'Sowed from the Highest Office': Cory Booker Goes on Anti-Trump Rant at Charleston Church Shooting Site
The weekend’s tragedies in El Paso, Texas, and Dayton, Ohio, have brought out the worst in leftists.
As if those mass shootings that killed more than 30 weren’t horrible enough, some Democrats’ reactions are compounding the hate.
New Jersey Sen. Cory Booker — just as Rep. Alexandria Ocasio-Cortez, former Texas Rep. Beto O’Rourke and a growing number of others have — continues to lay blame at the feet of President Donald Trump for the shootings.
Emanuel AME Church in Charleston, South Carolina — where a white supremacist fatally shot nine parishioners in 2015 — hosted Booker on Wednesday, when the senator teed off.
Booker asserted it would be remiss to strictly blame the El Paso massacre on the gunman’s evil nature.

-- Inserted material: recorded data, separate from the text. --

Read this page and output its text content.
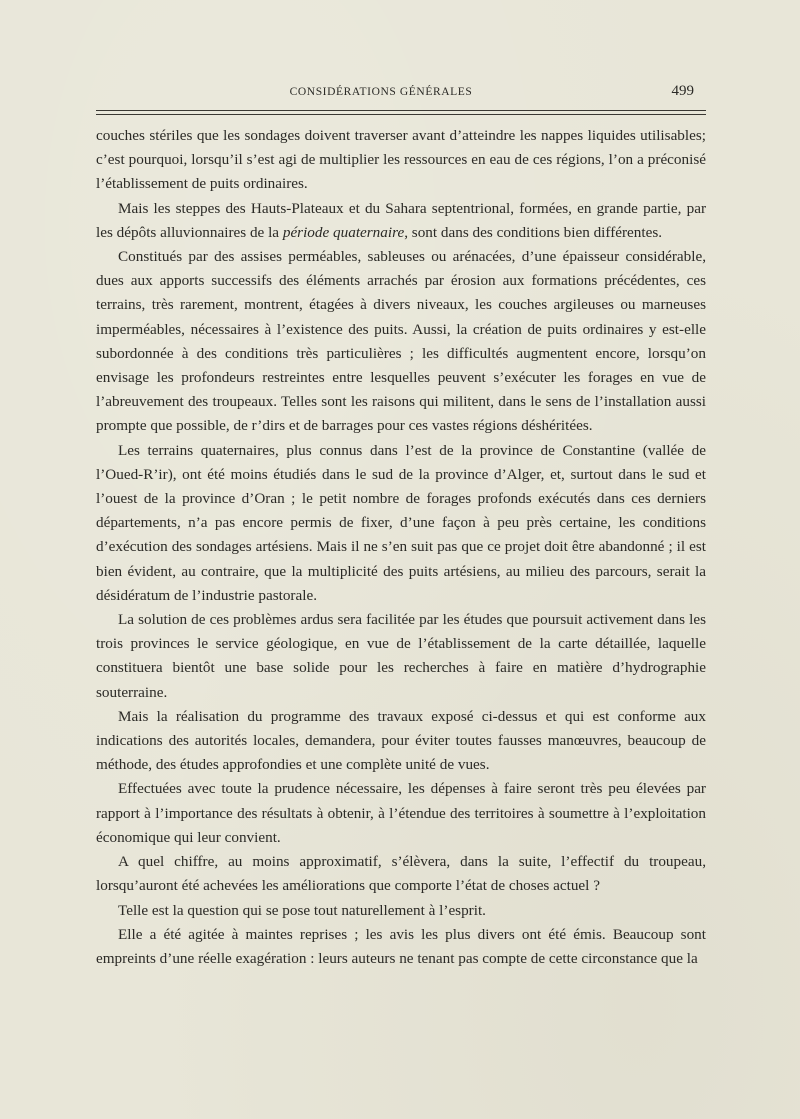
CONSIDÉRATIONS GÉNÉRALES	499

couches stériles que les sondages doivent traverser avant d’atteindre les nappes liquides utilisables; c’est pourquoi, lorsqu’il s’est agi de multiplier les ressources en eau de ces régions, l’on a préconisé l’établissement de puits ordinaires.

Mais les steppes des Hauts-Plateaux et du Sahara septentrional, formées, en grande partie, par les dépôts alluvionnaires de la période quaternaire, sont dans des conditions bien différentes.

Constitués par des assises perméables, sableuses ou arénacées, d’une épaisseur considérable, dues aux apports successifs des éléments arrachés par érosion aux formations précédentes, ces terrains, très rarement, montrent, étagées à divers niveaux, les couches argileuses ou marneuses imperméables, nécessaires à l’existence des puits. Aussi, la création de puits ordinaires y est-elle subordonnée à des conditions très particulières ; les difficultés augmentent encore, lorsqu’on envisage les profondeurs restreintes entre lesquelles peuvent s’exécuter les forages en vue de l’abreuvement des troupeaux. Telles sont les raisons qui militent, dans le sens de l’installation aussi prompte que possible, de r’dirs et de barrages pour ces vastes régions déshéritées.

Les terrains quaternaires, plus connus dans l’est de la province de Constantine (vallée de l’Oued-R’ir), ont été moins étudiés dans le sud de la province d’Alger, et, surtout dans le sud et l’ouest de la province d’Oran ; le petit nombre de forages profonds exécutés dans ces derniers départements, n’a pas encore permis de fixer, d’une façon à peu près certaine, les conditions d’exécution des sondages artésiens. Mais il ne s’en suit pas que ce projet doit être abandonné ; il est bien évident, au contraire, que la multiplicité des puits artésiens, au milieu des parcours, serait la désidératum de l’industrie pastorale.

La solution de ces problèmes ardus sera facilitée par les études que poursuit activement dans les trois provinces le service géologique, en vue de l’établissement de la carte détaillée, laquelle constituera bientôt une base solide pour les recherches à faire en matière d’hydrographie souterraine.

Mais la réalisation du programme des travaux exposé ci-dessus et qui est conforme aux indications des autorités locales, demandera, pour éviter toutes fausses manœuvres, beaucoup de méthode, des études approfondies et une complète unité de vues.

Effectuées avec toute la prudence nécessaire, les dépenses à faire seront très peu élevées par rapport à l’importance des résultats à obtenir, à l’étendue des territoires à soumettre à l’exploitation économique qui leur convient.

A quel chiffre, au moins approximatif, s’élèvera, dans la suite, l’effectif du troupeau, lorsqu’auront été achevées les améliorations que comporte l’état de choses actuel ?

Telle est la question qui se pose tout naturellement à l’esprit.

Elle a été agitée à maintes reprises ; les avis les plus divers ont été émis. Beaucoup sont empreints d’une réelle exagération : leurs auteurs ne tenant pas compte de cette circonstance que la
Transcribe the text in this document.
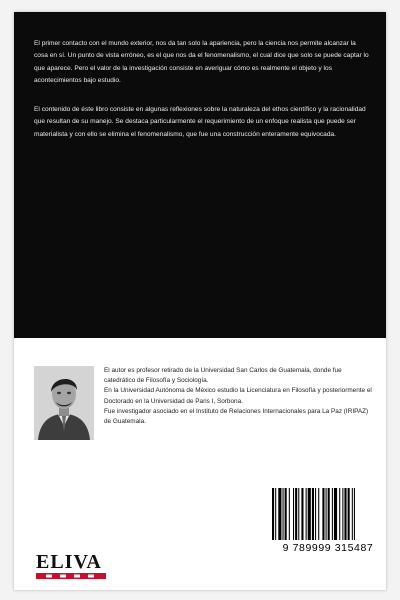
El primer contacto con el mundo exterior, nos da tan solo la apariencia, pero la ciencia nos permite alcanzar la cosa en sí. Un punto de vista erróneo, es el que nos da el fenomenalismo, el cual dice que solo se puede captar lo que aparece. Pero el valor de la investigación consiste en averiguar cómo es realmente el objeto y los acontecimientos bajo estudio.

El contenido de éste libro consiste en algunas reflexiones sobre la naturaleza del ethos científico y la racionalidad que resultan de su manejo. Se destaca particularmente el requerimiento de un enfoque realista que puede ser materialista y con ello se elimina el fenomenalismo, que fue una construcción enteramente equivocada.

El autor es profesor retirado de la Universidad San Carlos de Guatemala, donde fue catedrático de Filosofía y Sociología.
En la Universidad Autónoma de México estudio la Licenciatura en Filosofía y posteriormente el Doctorado en la Universidad de Paris I, Sorbona.
Fue investigador asociado en el Instituto de Relaciones Internacionales para La Paz (IRIPAZ) de Guatemala.
9 789999 315487
ELIVA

“It was sowed from the highest office in our land, where we see in tweets and rhetoric hateful words that ultimately endanger the lives of people in our country, people of color, immigrants,” the senator said.
With his ever-present, wide-eyed smirk, Booker claimed that “White supremacy has always been a problem” in part due to “dangerous intolerance” within America.
Time and again, the former mayor of Newark, New Jersey, comes across more as a dogmatic preacher than a viable 2020 presidential challenger.
And he isn’t the only one pushing insane narratives about the president.
Even after the president ordered American flags be lowed to half-staff until Aug. 8 — a gesture to help unite and heal the nation — an ex-FBI employee questioned the act as a nod to white supremacists (because of the fractional date 8/8). That’s not only an insulting stretch, but something Hollywood’s most imaginative fictional story-spinner couldn’t conjure up.
One almost gets the impression that leftists, including media members such as Mika Brzezinski, are playing a childish game of one-upmanship.
Their unreasonable and unproductive mindset: Let’s see who can say the worst thing about Trump.
Who has time for real-world issues when politicians can just coast along until November 2020 — attacking Trump and Republicans between now and then?
For the epitome of such behavior, consider Rep. Alexandria Ocasio-Cortez spending her time directing tweets about a cardboard cutout to Senate Majority Leader Mitch McConnell.
Your tax dollars at work, folks.
Going back to Booker’s address Wednesday, perhaps the most curious segment was when he said the real question is “Who is and isn’t doing something” about racism.
President Trump? He has denounced it repeatedly. On Monday, he spoke to the nation about the mass shootings in a necessary, helpful manner.
Meanwhile, what is Booker doing? Reiterating that Trump is somehow planting seeds of hatred and that America is rooted in evil.
The New Jersey senator’s approach sounds more like a high-speed ride to obscurity than a winning strategy to occupy the “highest office” in 2020.